838.51/2469: Telegram

The Minister in Haiti (Munro) to the Secretary of State

80. As soon as he assumed office, I gave the new Minister for Foreign Affairs an informal letter outlining the Department’s views regarding the proposed agreements on the financial administration and the Garde. Yesterday morning we had our first definite conversation on the subject. The Minister proposed a new treaty of friendship which would abrogate the treaty of 1915 and which would be accompanied by a protocol providing for the gradual “liquidation” of American activities like the financial services which must continue for the time being. He felt that the Government could obtain approval in this manner of an agreement providing for continued financial control whereas a new treaty taking effect only in 1936 and continuing much of the American control would be objectionable.
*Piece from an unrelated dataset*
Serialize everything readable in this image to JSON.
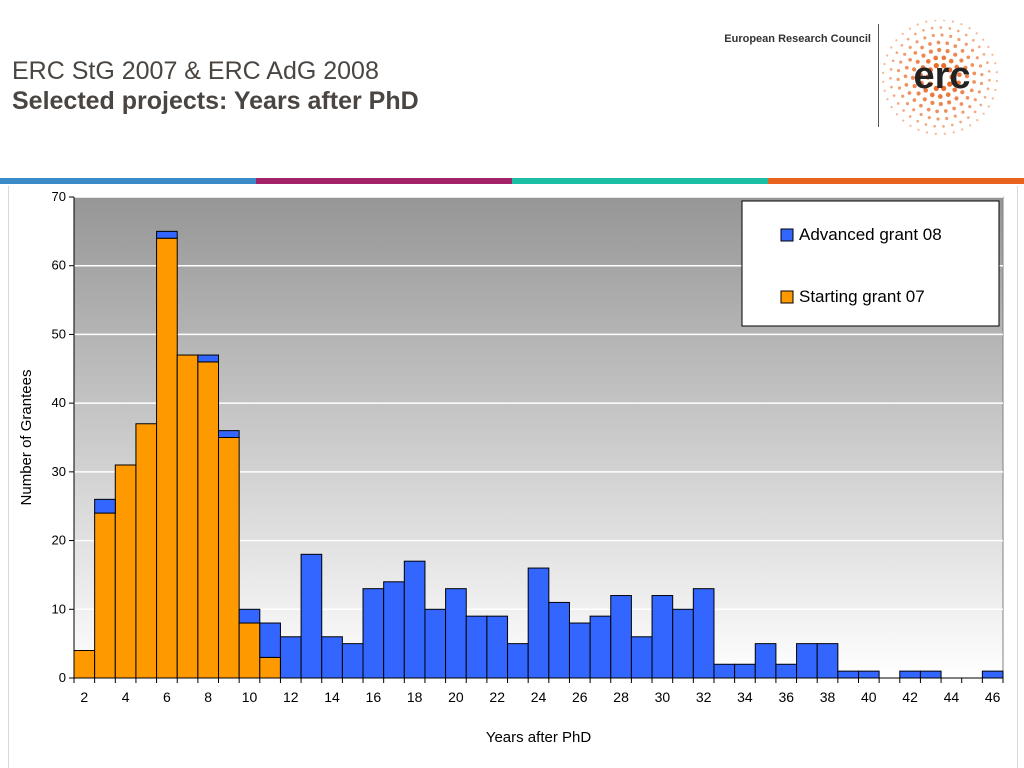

I replied that such an arrangement when given more definite form might receive consideration by the Department but that there would be no object in even discussing such a plan unless the Haitian Government was prepared to accept the general scheme of financial control outlined in my letter. The Minister objected to certain features of our plan and especially to continued American [control of the?] customs but I told him that we could make no concessions with regard to the fundamental bases of the plan which I had laid before him and that it would be useless to discuss proposals for a less effective American financial control. [Page 662] When he inquired whether we could begin putting at least certain features of the new system into operation before 1936 if a new treaty were signed, I replied that I would be prepared to study the possibility of doing so provided that our plan of financial control was accepted.

I should like to know whether the Department perceives any objection in principle to the abrogation of the treaty of 1915 and possibly the substitution of the fiscal representative for the Financial-Adviser General-Receiver before 1936 provided that the general scheme of financial control outlined in my instructions of June 27 is accepted and provided that our other interests are safeguarded in a new agreement. I do not wish to accept such a procedure even in principle until the Haitian Government is committed to the acceptance of our views regarding the general features of the financial control but I should like to be free to explore possibility of an arrangement along the lines which the Minister has proposed.